Inilah petikan pernyataan calon presiden Ekuador Fernando Villavicencio dalam reli politik terakhirnya di ibu kota Quito, hari Rabu (9/8). Saat naik ke mobilnya seusai menyampaikan pidato itu, Villavicencio ditembak. Ia tewas di lokasi. Pembunuhan ini seakan menjadi puncak dari berbagai aksi kekerasan antar geng di negara berpenduduk 17,8 juta jiwa itu.
BACA JUGA: Pembunuhan Calon Presiden Guncang Pemilu EkuadorPresiden Guillermo Lasso secara terang-terangan mengatakan kelompok kriminal terorganisir berada di balik pembunuhan itu, kurang dari dua minggu sebelum pemilu presiden 20 Agustus nanti.
Presiden Ekuador Nyatakan Kondisi Darurat
Setelah melangsungkan rapat kabinet bersama komisi pemilihan umum dan kehakiman Rabu malam, Lasso mengumumkan hari berkabung nasional selama tiga hari mulai Kamis ini (10/8). Berbicara di televisi Lasso menyebut pembunuhan Villavicencio sebagai “kejahatan politik” yang dimaksudkan untuk “mensabotase proses pemilu.”
“Melihat fakta yang mengejutkan dalam pembunuhan Villavicencio, saya akan menandatangani dua dekrit. Pertama, menyatakan tiga hari berkabung nasional untuk menghormati Villavicencio, seorang patriot Ekuador. Dekrit kedua adalah untuk menyatakan keadaan darurat selama 60 hari. Personil angkatan bersenjata akan dimobilisasi di seluruh wilayah ini untuk menjamin keamanan warga dan ketenangan negara, serta berlangsungnya pemilu yang bebas dan demokratis pada tanggal 20 Agustus mendatang sebagaimana direncanakan oleh dewan pemilu nasional,” kata Lasso.
Sebelum insiden pembunuhan itu Villavicencio mengatakan telah menerima sejumlah ancaman pembunuhan, termasuk dari pemimpin Kartel Sinaloa di Meksiko, salah satu dari kelompok kriminal terorganisir yang kini beroperasi di Ekuador. Villavicencio juga menyampaikan kembali ancaman tersebut dalam pidato politik terakhirnya di Quito.
Kantor Jaksa Agung Ekuador mengatakan tersangka pembunuhan Villavicencio meninggal karena luka-luka yang dideritanya setelah ditangkap aparat keamanan.
Persaingan Antar Geng Picu Memburuknya Kondisi Keaman Ekuador
Ekuador yang umumnya merupakan negara yang tenang, beberapa tahun terakhir ini diselimuti kekerasan antar geng seiring masuknya kelompok narkoba ke negara di Amerika Selatan ini. Persaingan sengit antar geng meningkat, demikian pula dengan pembunuhan dan rekrutmen anak-anak sebagai pedagang narkoba. Seorang warga Quito, Josue Mendoza mengatakan situasi di negara itu saat ini sangat tidak aman.
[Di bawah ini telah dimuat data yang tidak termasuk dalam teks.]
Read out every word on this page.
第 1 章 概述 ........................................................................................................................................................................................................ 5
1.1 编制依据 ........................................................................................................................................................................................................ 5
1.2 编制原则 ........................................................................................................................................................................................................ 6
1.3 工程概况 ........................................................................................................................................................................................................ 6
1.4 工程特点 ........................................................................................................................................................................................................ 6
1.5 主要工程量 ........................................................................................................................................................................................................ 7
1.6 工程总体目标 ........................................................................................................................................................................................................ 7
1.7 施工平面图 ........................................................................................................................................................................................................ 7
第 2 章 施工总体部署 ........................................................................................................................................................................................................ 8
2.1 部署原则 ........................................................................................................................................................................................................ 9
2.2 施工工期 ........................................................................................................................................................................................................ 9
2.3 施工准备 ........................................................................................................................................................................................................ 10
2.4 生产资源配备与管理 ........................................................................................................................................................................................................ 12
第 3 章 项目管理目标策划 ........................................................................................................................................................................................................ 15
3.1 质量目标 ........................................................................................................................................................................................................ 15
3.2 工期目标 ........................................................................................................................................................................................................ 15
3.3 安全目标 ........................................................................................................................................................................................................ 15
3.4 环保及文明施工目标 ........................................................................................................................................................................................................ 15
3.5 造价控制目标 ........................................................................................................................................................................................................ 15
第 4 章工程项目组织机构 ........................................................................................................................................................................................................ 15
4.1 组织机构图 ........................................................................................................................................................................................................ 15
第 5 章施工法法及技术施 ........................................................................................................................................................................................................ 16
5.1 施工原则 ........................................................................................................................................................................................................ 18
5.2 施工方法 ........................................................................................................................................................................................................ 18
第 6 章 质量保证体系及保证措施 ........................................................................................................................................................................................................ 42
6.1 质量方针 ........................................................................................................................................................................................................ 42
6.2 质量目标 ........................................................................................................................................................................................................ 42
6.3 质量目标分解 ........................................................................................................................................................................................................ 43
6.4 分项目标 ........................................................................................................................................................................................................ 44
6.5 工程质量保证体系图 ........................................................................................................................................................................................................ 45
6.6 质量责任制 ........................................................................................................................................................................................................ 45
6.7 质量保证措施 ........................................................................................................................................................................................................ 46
“Saya kira Ekuador kini berada di salah satu momen paling kritis, dalam arti ketidakamanan dan kriminalitas. Angka kejahatan yang sangat tinggi membuat kami semua berisiko menjadi korban. Pembunuhan seorang politisi kurang dari satu bulan sebelum pemilu menunjukkan aparat keamanan tidak memiliki kendali atas situasi di negara ini.
Villavicencio Kerap Suarakan Antikorupsi
Fernando Villavicencio adalah salah seorang dari delapan kandidat yang ikut bertarung dalam pemilu Ekuador, meskipun bukan kandidat unggulan. Politisi berusia 59 tahun itu adalah kandidat dari Gerakan Membangun Ekuador. Ia merupakan salah satu suara kritis melawan korupsi, khususnya yang terjadi pada masa pemerintahan Presiden Rafael Correa tahun 2007-2017. Villavicencio telah mengajukan banyak gugatan hukum terhadap anggota-anggota kabinet Correa, termasuk terhadap mantan presiden itu sendiri.
BACA JUGA: Kandidat Presiden Antikorupsi Ekuador Dibunuh Saat KampanyePihak berwenang mengkonfirmasi setidaknya sembilan orang lainnya luka-luka dalam insiden pembunuhan Villavicencio, termasuk beberapa petugas keamanan dan seorang calon anggota Kongres. Aparat menggambarkan insiden tersebut sebagai aksi teroris dan berjanji untuk mengungkap siapa pelaku pembunuhan tersebut.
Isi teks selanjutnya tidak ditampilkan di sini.